Seventy-three percent of women said they either need direct stimulation during intercourse to achieve orgasm or preferred it because it made their orgasms feel better, according to a Indiana University School of Public Health study published in the Journal of Sex & Marital Therapy.
Only 18 percent of women said intercourse was enough to orgasm, while 9 percent said they did not orgasm during intercourse.
Researchers surveyed more than 1,000 women, ages 18 to 94, for the study on the importance of genital touching—which also revealed that there's no single "right" way to please a woman.

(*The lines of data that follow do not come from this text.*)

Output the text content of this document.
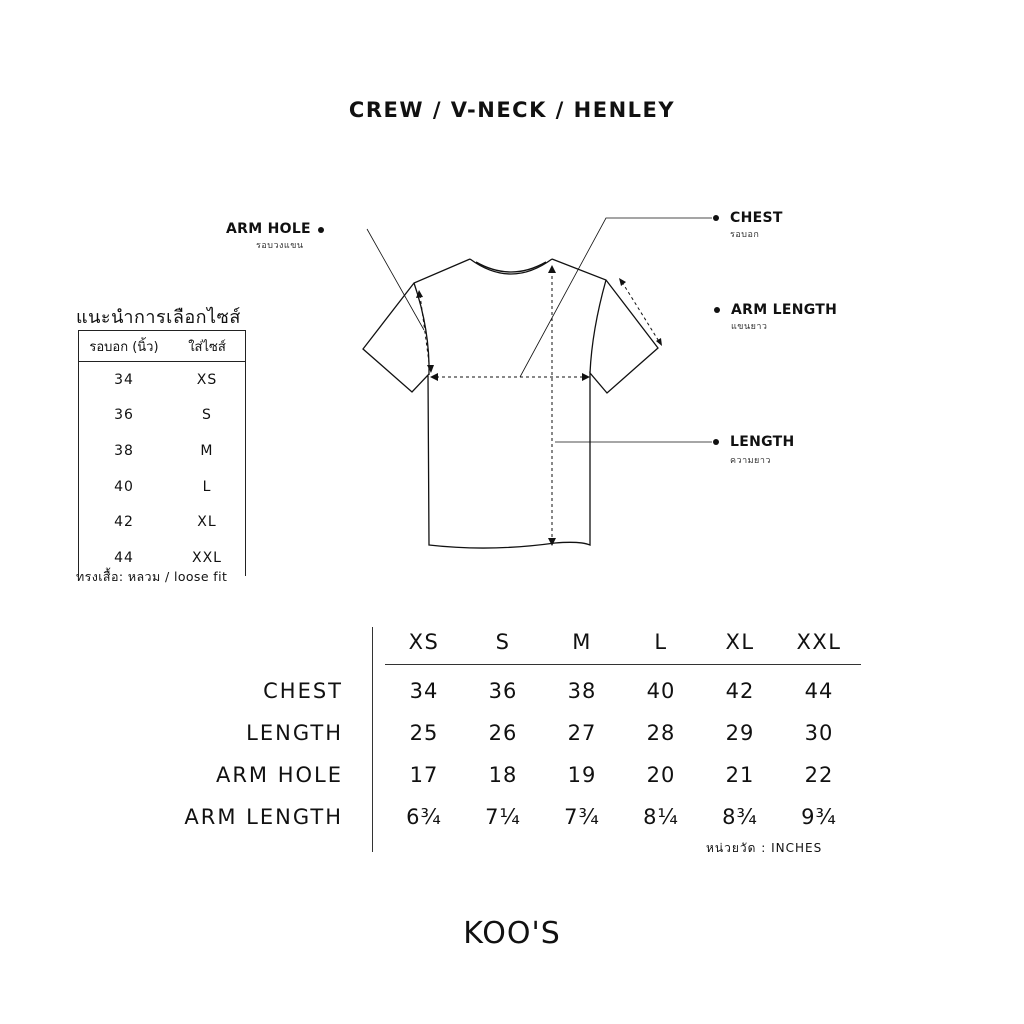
CREW / V-NECK / HENLEY
ARM HOLE
รอบวงแขน
CHEST
รอบอก
ARM LENGTH
แขนยาว
LENGTH
ความยาว
แนะนำการเลือกไซส์
รอบอก (นิ้ว)	ใส่ไซส์
34	XS
36	S
38	M
40	L
42	XL
44	XXL
ทรงเสื้อ: หลวม / loose fit
XS	S	M	L	XL	XXL
CHEST	34	36	38	40	42	44
LENGTH	25	26	27	28	29	30
ARM HOLE	17	18	19	20	21	22
ARM LENGTH	6¾	7¼	7¾	8¼	8¾	9¾
หน่วยวัด : INCHES
KOO'S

When asked to rank their favorite ways to receive stimulation, nearly 64 percent of women said they preferred an up-and-down touching motion and 50 percent preferred circular motions, with some women liking multiple methods. Clearly, as other studies have shown, the most important thing is talking to one's partner about her preferences.
"The study results challenge the mistaken, but common, notion that there are universal 'sex moves that work' for everyone," said Brian Dodge, the IU public health researcher who conducted the study, cheekily called "OMGYES Sexual Pleasure Report: Women and Touch."
Because the clitoris is outside the vagina, women do not always receive adequate sensation to achieve full arousal. Previous research has found women reached orgasm during intercourse by either rubbing the clitoris on her partner's body or by creating a couple of inches of space around the clitoris so they or their partner could manually arouse the genitals.
Women's widely varying sexual preferences may surprise men, considering that a study earlier this year found that 95 percent of heterosexual men usually or always orgasmed during sexually intimate moments, while just 65 percent of women did.